What Obama says about winning the Nobel Peace Prize
Got this in my email today. It echoes many things others have said. I appreciate that the international picture of how dangerous the United States is to the world has changed significantly with Obama's ascension to high office, and I appreciate his efforts toward nuclear disarmament, but I agree - with him - that we have a long way to go, and it's best to see the award as encouragement to keep pushing down the path to peace than a pat on the back for a job well done.
This morning, Michelle and I awoke to some surprising and humbling news. At 6 a.m., we received word that I'd been awarded the Nobel Peace Prize for 2009.

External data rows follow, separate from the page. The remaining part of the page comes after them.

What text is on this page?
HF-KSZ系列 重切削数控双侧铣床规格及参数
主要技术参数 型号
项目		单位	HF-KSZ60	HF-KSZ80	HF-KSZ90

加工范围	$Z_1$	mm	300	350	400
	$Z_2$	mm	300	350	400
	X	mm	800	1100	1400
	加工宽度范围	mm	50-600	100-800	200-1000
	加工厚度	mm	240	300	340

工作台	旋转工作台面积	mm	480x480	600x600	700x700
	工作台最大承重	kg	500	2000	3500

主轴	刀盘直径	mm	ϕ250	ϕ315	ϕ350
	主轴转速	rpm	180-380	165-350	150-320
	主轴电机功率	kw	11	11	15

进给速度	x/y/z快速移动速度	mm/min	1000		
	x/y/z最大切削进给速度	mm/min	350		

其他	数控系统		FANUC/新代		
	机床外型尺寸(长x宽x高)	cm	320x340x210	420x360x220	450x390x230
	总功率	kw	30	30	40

To be honest, I do not feel that I deserve to be in the company of so many of the transformative figures who've been honored by this prize -- men and women who've inspired me and inspired the entire world through their courageous pursuit of peace.
But I also know that throughout history the Nobel Peace Prize has not just been used to honor specific achievement; it's also been used as a means to give momentum to a set of causes.
That is why I've said that I will accept this award as a call to action, a call for all nations and all peoples to confront the common challenges of the 21st century. These challenges won't all be met during my presidency, or even my lifetime. But I know these challenges can be met so long as it's recognized that they will not be met by one person or one nation alone.
This award -- and the call to action that comes with it -- does not belong simply to me or my administration; it belongs to all people around the world who have fought for justice and for peace. And most of all, it belongs to you, the men and women of America, who have dared to hope and have worked so hard to make our world a little better.
So today we humbly recommit to the important work that we've begun together. I'm grateful that you've stood with me thus far, and I'm honored to continue our vital work in the years to come.